Сяо Чие был словно волчонок, никого не подпускающий к Шэнь Цзечуаню, неловко пытающийся зализать его рану. Иначе он не умел утешать. В нём не было ничего кроме горячего желания навсегда избавить своего Ланьчжоу от боли.
— Цяо Тянья ушел искать учителя, — безнадёжно прошептал Шэнь Цзечуань. — Когда он вернется?
— Скоро, — Сяо Чие нежно сжал его руку. — Скоро.
— Я не могу оттереть кровь… Она не смывается…
— Мы с тобой вместе ступили на путь воинственных асур, кровавый путь битвы, — отозвался Сяо Чие. — Замараемся, и пусть. Пока я рядом, об этом не тревожься.
Шэнь Цзечуань поджал тонкие губы.
— Я…
Он умолк, словно забыл, что хотел сказать. Просто лежал, слушая шум дождя. Сяо Чие ущипнул его за плотно сжатые губы.
— Что ты хотел сказать?
Шэнь Цзечуань резко уткнулся лицом в подушку, чтоб не видно было лица, но Сяо Чие развернул его за плечи, снова спросил тихо:
— Ну же. Что ты хотел мне сказать?
Шэнь Цзечуань, не в силах отвернуться, несколько раз открыл и закрыл рот, но так и не смог издать ни звука. Сяо Чие не отрывал от него внимательного взгляда, пока не услышал наконец тихий всхлип.
— Больно…
Сяо Чие взял его лица в ладони.
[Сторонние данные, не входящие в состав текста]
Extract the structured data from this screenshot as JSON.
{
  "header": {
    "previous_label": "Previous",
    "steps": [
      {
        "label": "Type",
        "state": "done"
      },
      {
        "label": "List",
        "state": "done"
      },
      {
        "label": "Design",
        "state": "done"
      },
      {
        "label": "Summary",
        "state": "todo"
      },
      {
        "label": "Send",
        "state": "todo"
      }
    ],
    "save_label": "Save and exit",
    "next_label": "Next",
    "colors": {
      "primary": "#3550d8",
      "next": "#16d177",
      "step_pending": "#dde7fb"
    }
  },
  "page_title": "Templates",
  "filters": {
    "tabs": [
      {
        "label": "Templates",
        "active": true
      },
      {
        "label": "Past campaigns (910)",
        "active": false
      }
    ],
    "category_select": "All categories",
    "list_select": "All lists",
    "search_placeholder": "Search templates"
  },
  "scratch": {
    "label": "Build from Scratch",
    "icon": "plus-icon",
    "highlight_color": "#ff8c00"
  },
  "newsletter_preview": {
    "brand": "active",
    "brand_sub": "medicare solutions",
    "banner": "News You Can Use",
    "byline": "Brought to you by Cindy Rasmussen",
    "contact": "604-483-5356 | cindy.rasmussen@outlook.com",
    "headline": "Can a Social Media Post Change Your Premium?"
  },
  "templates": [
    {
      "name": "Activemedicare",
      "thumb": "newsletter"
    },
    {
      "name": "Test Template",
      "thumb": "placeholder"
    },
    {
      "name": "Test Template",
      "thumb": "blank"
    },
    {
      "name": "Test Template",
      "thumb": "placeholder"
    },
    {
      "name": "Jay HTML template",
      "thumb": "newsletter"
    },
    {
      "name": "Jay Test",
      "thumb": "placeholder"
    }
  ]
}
Ланьчжоу смотрел на него совсем по-детски, слезы струились по бледным щекам.
— Больно… больно… — всё повторял он дрожащими губами.
Сяо Чие погладил его по волосам, утёр слезы большими пальцами.
— Где болит? Скажи мне.
Шэнь Цзечуань разрыдался. Всхлип вырывался за всхлипом, дрожали плечи. Он рыдал так горько, словно все годы тоски пытался выплакать в одну ночь. Глупый, глупый, не мог даже понять, где у него болит! Только чувствовал, что не может больше этого выносить, и безвольно позволял Сяо Чие утирать слёзы. Ничего не осталось от не по годам мудрого и хитрого судьи Шэня. Одна лишь боль.
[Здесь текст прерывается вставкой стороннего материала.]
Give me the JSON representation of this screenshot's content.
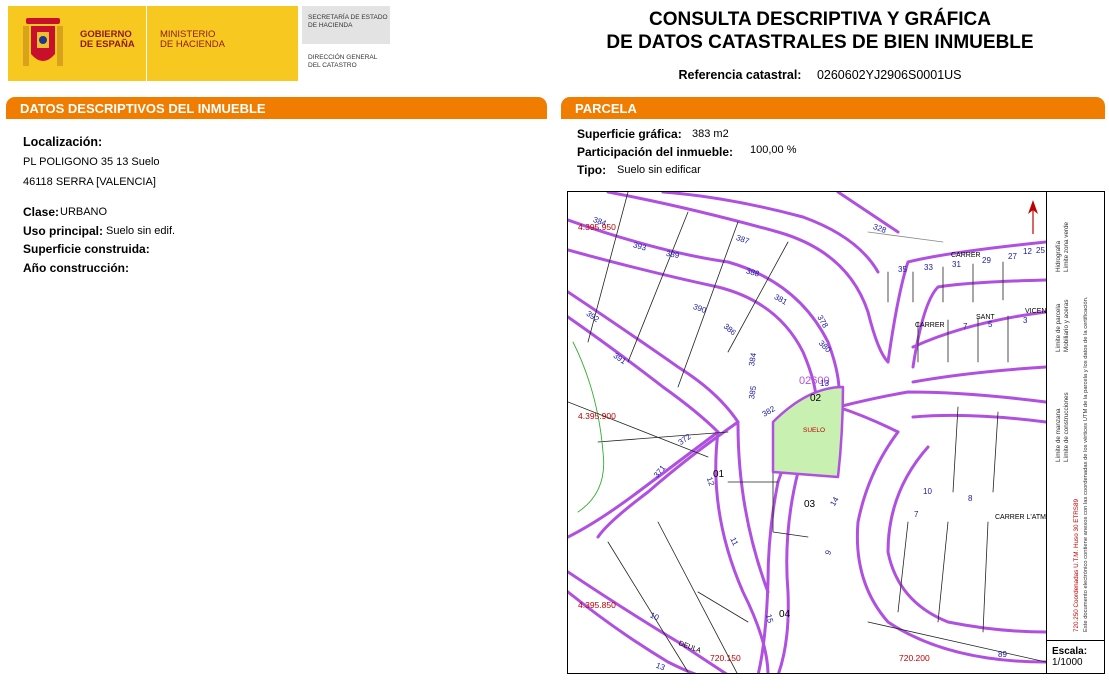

Сяо Чие лег поудобнее, пряча его в своих объятиях от всего мира, — пусть снимет наконец маску, не боясь, что кто-то увидит. Они сжимали друг друга крепко-крепко, и Шэнь Цзечуань все плакал и плакал, как брошенный щенок, как избитый ребенок, — грудь Сяо Чие насквозь промочил слезами. А тот гладил его по волосам, повторяя снова и снова:
— Больше не будет больно. Обещаю, Ланьчжоу никогда больше не придётся страдать.